Well this was a definite surprise. While 120/110 continues to shine, the 90/80 still does significantly better than 100/100.
My Strategy
This is what I was excited to see. What values did my strategy have? I expected both my Up Capture and Down Capture to be below 100. But how much lower, I had no idea.
My first attempt to calculate Up/Down Capture failed. For each up day, I calculated my Up Capture and then took the average of these Up Capture days. The problem I ran into is the following example. Say the SPY is up .01% and my strategy is up 2%. That would give me an Up Capture of 200. These large value would mess up my average. When I took the values for Up Capture and Down Capture and put them into the spreadsheet, I got results for CAGR and MDD way different from the actual strategy.
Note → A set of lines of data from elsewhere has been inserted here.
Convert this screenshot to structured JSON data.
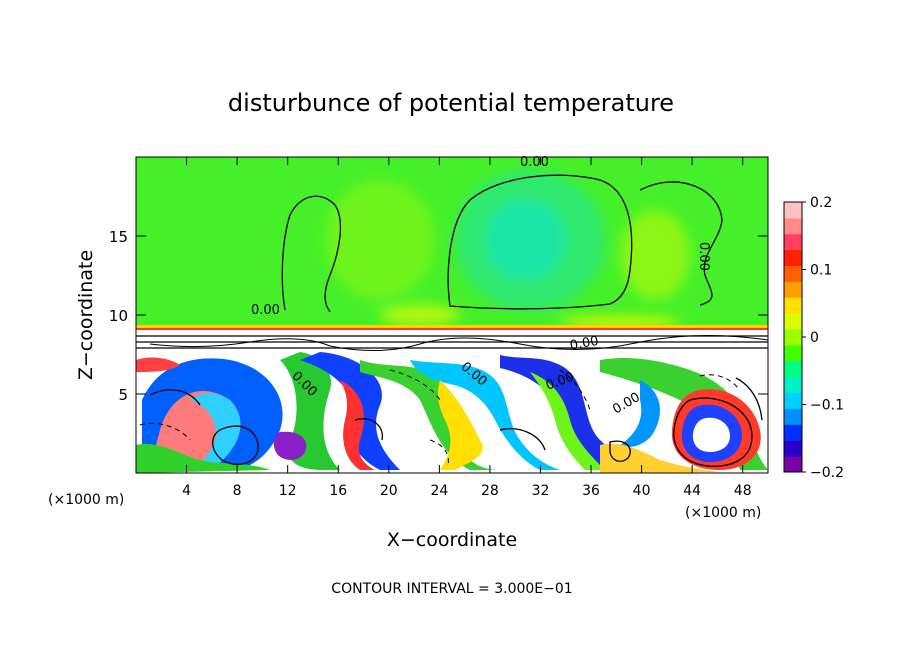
{
  "chart_data": {
    "type": "heatmap",
    "title": "disturbunce of potential temperature",
    "xlabel": "X−coordinate",
    "ylabel": "Z−coordinate",
    "x_unit": "(×1000 m)",
    "x_unit_right": "(×1000 m)",
    "xlim": [
      0,
      50
    ],
    "ylim": [
      0,
      20
    ],
    "x_ticks": [
      "4",
      "8",
      "12",
      "16",
      "20",
      "24",
      "28",
      "32",
      "36",
      "40",
      "44",
      "48"
    ],
    "y_ticks": [
      "5",
      "10",
      "15"
    ],
    "colorbar": {
      "range": [
        -0.2,
        0.2
      ],
      "tick_labels": [
        "0.2",
        "0.1",
        "0",
        "−0.1",
        "−0.2"
      ],
      "colors": [
        "#7b00a8",
        "#2800c8",
        "#0030ff",
        "#0090ff",
        "#00d0ff",
        "#00f0c8",
        "#00ff80",
        "#40ff00",
        "#9cff00",
        "#d8ff00",
        "#ffe000",
        "#ffa000",
        "#ff6000",
        "#ff2000",
        "#ff4060",
        "#ff8a8a",
        "#ffc0c0"
      ]
    },
    "contour_labels": [
      "0.00",
      "0.00",
      "0.00",
      "0.00",
      "0.00",
      "0.00",
      "0.00",
      "0.00"
    ],
    "contour_interval_text": "CONTOUR INTERVAL = 3.000E−01"
  }
}
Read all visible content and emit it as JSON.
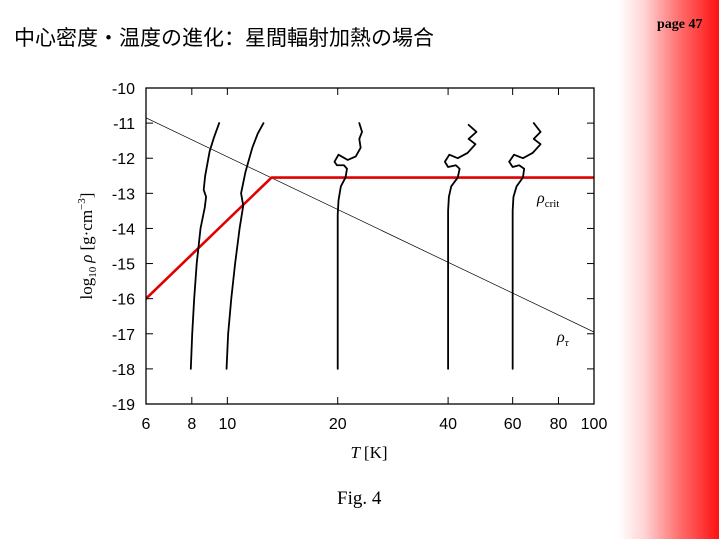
{
  "slide": {
    "title": "中心密度・温度の進化：星間輻射加熱の場合",
    "page": "page 47",
    "caption": "Fig. 4"
  },
  "colors": {
    "red_line": "#e00000",
    "side_gradient_end": "#ff1010"
  },
  "chart_data": {
    "type": "line",
    "x_scale": "log",
    "xlim": [
      6,
      100
    ],
    "ylim": [
      -19,
      -10
    ],
    "x_ticks": [
      6,
      8,
      10,
      20,
      40,
      60,
      80,
      100
    ],
    "x_tick_labels": [
      "6",
      "8",
      "10",
      "20",
      "40",
      "60",
      "80",
      "100"
    ],
    "y_ticks": [
      -10,
      -11,
      -12,
      -13,
      -14,
      -15,
      -16,
      -17,
      -18,
      -19
    ],
    "y_tick_labels": [
      "-10",
      "-11",
      "-12",
      "-13",
      "-14",
      "-15",
      "-16",
      "-17",
      "-18",
      "-19"
    ],
    "xlabel": {
      "symbol": "T",
      "unit": "[K]"
    },
    "ylabel": {
      "prefix": "log",
      "sub": "10",
      "symbol": "ρ",
      "unit": "[g·cm",
      "sup": "−3",
      "close": "]"
    },
    "annotations": {
      "rho_crit": {
        "symbol": "ρ",
        "sub": "crit"
      },
      "rho_tau": {
        "symbol": "ρ",
        "sub": "τ"
      }
    },
    "series": [
      {
        "style": "thin",
        "points": [
          [
            6,
            -10.85
          ],
          [
            100,
            -16.95
          ]
        ]
      },
      {
        "style": "red",
        "points": [
          [
            6,
            -16.0
          ],
          [
            13.2,
            -12.55
          ],
          [
            100,
            -12.55
          ]
        ]
      },
      {
        "style": "black",
        "points": [
          [
            7.95,
            -18
          ],
          [
            8.02,
            -17
          ],
          [
            8.12,
            -16
          ],
          [
            8.25,
            -15
          ],
          [
            8.45,
            -14
          ],
          [
            8.68,
            -13.4
          ],
          [
            8.75,
            -13.1
          ],
          [
            8.62,
            -12.9
          ],
          [
            8.7,
            -12.5
          ],
          [
            8.95,
            -11.8
          ],
          [
            9.2,
            -11.4
          ],
          [
            9.5,
            -11.0
          ]
        ]
      },
      {
        "style": "black",
        "points": [
          [
            9.95,
            -18
          ],
          [
            10.05,
            -17
          ],
          [
            10.25,
            -16
          ],
          [
            10.5,
            -15
          ],
          [
            10.8,
            -14
          ],
          [
            11.05,
            -13.35
          ],
          [
            10.9,
            -13.0
          ],
          [
            11.2,
            -12.4
          ],
          [
            11.7,
            -11.7
          ],
          [
            12.1,
            -11.3
          ],
          [
            12.55,
            -11.0
          ]
        ]
      },
      {
        "style": "black",
        "points": [
          [
            20,
            -18
          ],
          [
            20,
            -17
          ],
          [
            20,
            -16
          ],
          [
            20,
            -15
          ],
          [
            20,
            -14
          ],
          [
            20,
            -13.6
          ],
          [
            20.1,
            -13.2
          ],
          [
            20.4,
            -12.8
          ],
          [
            21.0,
            -12.55
          ],
          [
            21.2,
            -12.3
          ],
          [
            20.8,
            -12.2
          ],
          [
            19.9,
            -12.2
          ],
          [
            19.6,
            -12.1
          ],
          [
            20.1,
            -11.9
          ],
          [
            21.3,
            -12.05
          ],
          [
            22.4,
            -11.95
          ],
          [
            23.1,
            -11.7
          ],
          [
            22.9,
            -11.45
          ],
          [
            23.3,
            -11.25
          ],
          [
            22.9,
            -11.0
          ]
        ]
      },
      {
        "style": "black",
        "points": [
          [
            40,
            -18
          ],
          [
            40,
            -17
          ],
          [
            40,
            -16
          ],
          [
            40,
            -15
          ],
          [
            40,
            -14
          ],
          [
            40,
            -13.5
          ],
          [
            40.2,
            -13.1
          ],
          [
            40.8,
            -12.8
          ],
          [
            42.5,
            -12.55
          ],
          [
            43.0,
            -12.3
          ],
          [
            42.0,
            -12.2
          ],
          [
            40.0,
            -12.25
          ],
          [
            39.2,
            -12.1
          ],
          [
            40.3,
            -11.9
          ],
          [
            42.5,
            -12.0
          ],
          [
            45.2,
            -11.85
          ],
          [
            47.5,
            -11.6
          ],
          [
            45.5,
            -11.45
          ],
          [
            47.8,
            -11.25
          ],
          [
            45.5,
            -11.05
          ]
        ]
      },
      {
        "style": "black",
        "points": [
          [
            60,
            -18
          ],
          [
            60,
            -17
          ],
          [
            60,
            -16
          ],
          [
            60,
            -15
          ],
          [
            60,
            -14
          ],
          [
            60,
            -13.5
          ],
          [
            60.3,
            -13.1
          ],
          [
            61.5,
            -12.8
          ],
          [
            64.0,
            -12.55
          ],
          [
            64.5,
            -12.3
          ],
          [
            62.5,
            -12.2
          ],
          [
            60.0,
            -12.25
          ],
          [
            58.7,
            -12.1
          ],
          [
            60.5,
            -11.9
          ],
          [
            64.0,
            -12.0
          ],
          [
            68.0,
            -11.85
          ],
          [
            71.5,
            -11.6
          ],
          [
            68.5,
            -11.45
          ],
          [
            71.5,
            -11.25
          ],
          [
            68.5,
            -11.0
          ]
        ]
      }
    ]
  }
}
The method I settled on to calculate Up/Down capture is as follows. On days the SPY is up, I calculate my strategy’s return. I then take the average of all these returns and divide it by the average up day of the SPY. When I dropped these calculated values inot the spreadsheet, I got a CAGR and MDD very close to the actual results.
My calculated Up/Down values are 76/62. I was very surprised on how low both these values are. Now came the fun part, playing with the numbers and the spreadsheet.
Column A is my strategy. Next I wanted to know given an Up Capture of 100, what Down Capture value would I need to have the same Total Return as the original strategy. In Column B, we can see that a Down Capture of 86.9% is needed. But the MDD takes a huge jump to 33%.
Column C, I wanted to have an Up Capture equally distant from 100 as the Down Capture. Again the MDD increases.
Column D, I set the Down Capture to 100 and determined what Up Capture was needed to match the return. With a Up Capture of 112.5 we match the return with yet again a jump of MDD.
Spreadsheet
Fill the form below to get the spreadsheet that allows you to enter your equity data to determine your Up/Down Capture. My inner Excel-geekiness came out doing this. If you have any questions on how to use the spreadsheet add a comment below or contact me.
Final Thoughts
The main lesson I took from this research is that if you want to lower your drawdowns one needs to focus on Down Capture.